‘It’s Like Trying to Get Taylor Swift Tickets’: How AI Helps Importers

Date: Friday, September 8th, 2023
Source: Sourcing Journal

Players in logistics and global trade have yet to scratch the surface when it comes to making artificial intelligence work for their businesses.

A recent Freightos survey illustrates that AI, the common shorthand for the rapidly advancing technology, is still in its infancy. An overwhelming 96 percent of logistics professionals expect to leverage AI, while just 14 percent say they are already using or piloting solutions.

In a recent webinar, Dan Gardner, co-founder and president of freight forwarder and customs broker Trade XCelerators, tried to demystify some AI use cases for U.S. importers.

From demand planning and forecasting; purchase order (PO) management; lead time management; automating processes at ports and terminals; optimizing air freight consolidations; or chatbots for customer interaction, AI can help importers streamline their tasks.

For example, an AI-driven purchase order management system could automate PO-invoice mapping. This would reduce disputes while increasing renewals.

“When an importer creates a forecast and they know what they think they’re going to sell for the balance of the year—what do they do then? They start placing purchase orders [with] vendors overseas,” said Gardner. “The application of AI to PO management can automatically sense and identify the last change date or the last sailing date on an upcoming PO.”

Gardner noted that cumulative lead time management is an area within trade and logistics where AI can help, particularly since current ocean freight visibility tools often focus on transportation, but not the order processing component. Cumulative lead time refers to the time between the importer placing a PO and getting the merchandise in hand.

He said AI-based cumulative lead time tools can leverage data to make predictions and decisions that shorten processes that last as long as 120 days.

Like many other industries, such as e-commerce, AI-based solutions can help deliver recommendations for shipment quoting, so that an importer isn’t just offered a price, but a recommendation based immediately on current availability, shipping route and capacity.

Businesses also can automate appointment making for drayage, which is vital in an industry where ports such as Los Angeles and Long Beach have a combined 12 container terminals.

“Humans are going in scouring the websites of every terminal and trying to make appointments,” said Gardner. “But it’s like trying to get Taylor Swift tickets when you’re trying to make appointments and they become available at four o’clock in the morning on a Monday.”

He’s skeptical of some of the applications he has seen touted in the industry—specifically calling out that predictive analytics for ocean freight shipping, saying “I don’t know if it lives up to the hype.”

The logistics industry is bullish on AI, despite the generally low adoption right now.

Only 5 percent of logistics professionals think AI is all hype, with more than half anticipating AI to have a major impact on the industry and 43 percent expecting a more limited impact, according to the 55 respondents surveyed by Freightos.

Most logistics providers and managers expect to use AI for pricing (64 percent) and customer service (56 percent) automation in the future, with about half anticipating using AI in operations (51 percent) and others for sales functions (35 percent) or software engineering (24 percent), the survey said.

While the conversation over automation in logistics itself has gotten testy over concerns of job losses, particularly at ports, AI and automation shouldn’t automatically be tied together, Gardner said.

“Don’t confuse AI with automation,” Gardner said. “AI is about interpreting data, applying what’s been interpreted and making predictions and decisions. We want to focus on how humans really think and work—the cognitive process, how we perceive our environment.
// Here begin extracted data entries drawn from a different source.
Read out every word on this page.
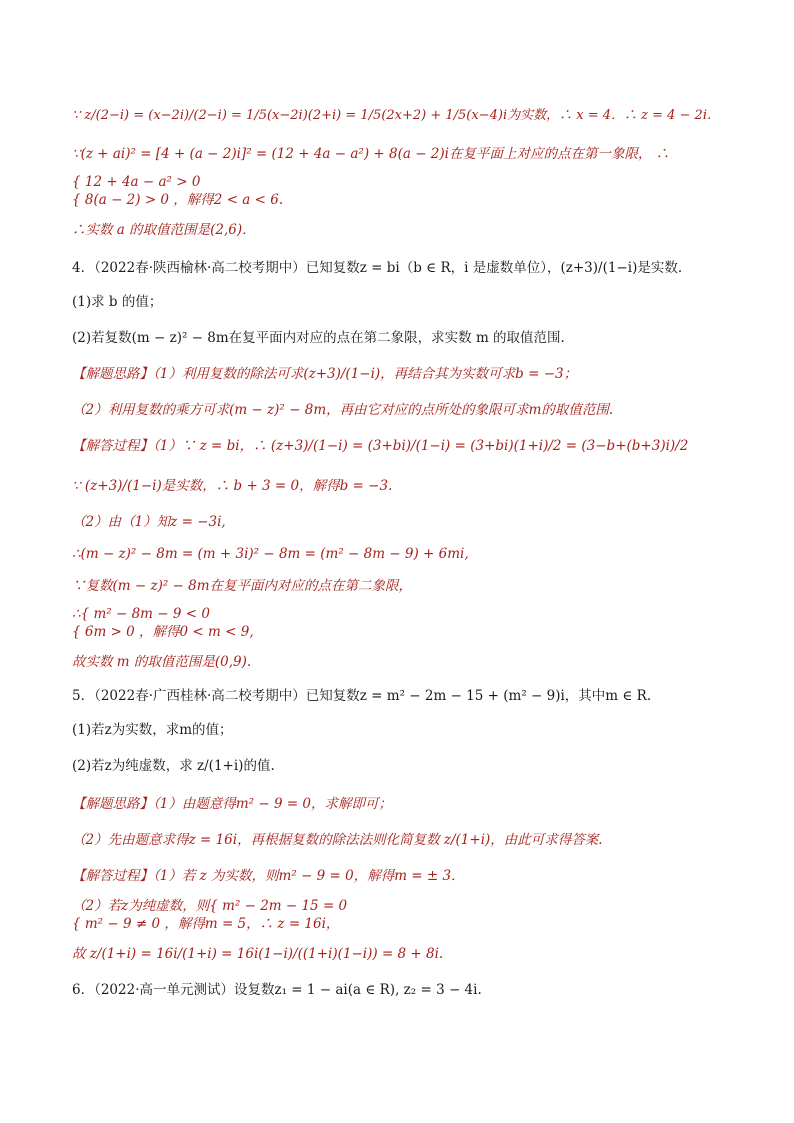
∵ z/(2−i) = (x−2i)/(2−i) = 1/5(x−2i)(2+i) = 1/5(2x+2) + 1/5(x−4)i为实数，∴ x = 4．∴ z = 4 − 2i．
∵(z + ai)² = [4 + (a − 2)i]² = (12 + 4a − a²) + 8(a − 2)i在复平面上对应的点在第一象限， ∴
{ 12 + 4a − a² > 0
{ 8(a − 2) > 0 ，解得2 < a < 6.
∴实数 a 的取值范围是(2,6)．
4．（2022春·陕西榆林·高二校考期中）已知复数z = bi（b ∈ R，i 是虚数单位），(z+3)/(1−i)是实数.
(1)求 b 的值；
(2)若复数(m − z)² − 8m在复平面内对应的点在第二象限，求实数 m 的取值范围.
【解题思路】（1）利用复数的除法可求(z+3)/(1−i)，再结合其为实数可求b = −3；
（2）利用复数的乘方可求(m − z)² − 8m，再由它对应的点所处的象限可求m的取值范围.
【解答过程】（1）∵ z = bi，∴ (z+3)/(1−i) = (3+bi)/(1−i) = (3+bi)(1+i)/2 = (3−b+(b+3)i)/2
∵ (z+3)/(1−i)是实数，∴ b + 3 = 0，解得b = −3.
（2）由（1）知z = −3i,
∴(m − z)² − 8m = (m + 3i)² − 8m = (m² − 8m − 9) + 6mi,
∵复数(m − z)² − 8m在复平面内对应的点在第二象限，
∴{ m² − 8m − 9 < 0
{ 6m > 0 ，解得0 < m < 9,
故实数 m 的取值范围是(0,9).
5．（2022春·广西桂林·高二校考期中）已知复数z = m² − 2m − 15 + (m² − 9)i，其中m ∈ R.
(1)若z为实数，求m的值；
(2)若z为纯虚数，求 z/(1+i)的值.
【解题思路】（1）由题意得m² − 9 = 0，求解即可；
（2）先由题意求得z = 16i，再根据复数的除法法则化简复数 z/(1+i)，由此可求得答案.
【解答过程】（1）若 z 为实数，则m² − 9 = 0，解得m = ± 3．
（2）若z为纯虚数，则{ m² − 2m − 15 = 0
{ m² − 9 ≠ 0 ，解得m = 5，∴ z = 16i，
故 z/(1+i) = 16i/(1+i) = 16i(1−i)/((1+i)(1−i)) = 8 + 8i.
6．（2022·高一单元测试）设复数z₁ = 1 − ai(a ∈ R), z₂ = 3 − 4i.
How do we understand and experience different things, use our judgment, consider options, envision outcomes and apply what we learned? AI only knows what’s in the data.”

Gardner urged importers to carefully consider what AI solutions claim to offer.

“What specific predictions do the solution make? What decisions can it make without human intervention and without a program explicitly programmed to make that decision?” he said. “What level of ops experience have? You have brilliant technologists that wouldn’t know an airway bill from a telephone bill.”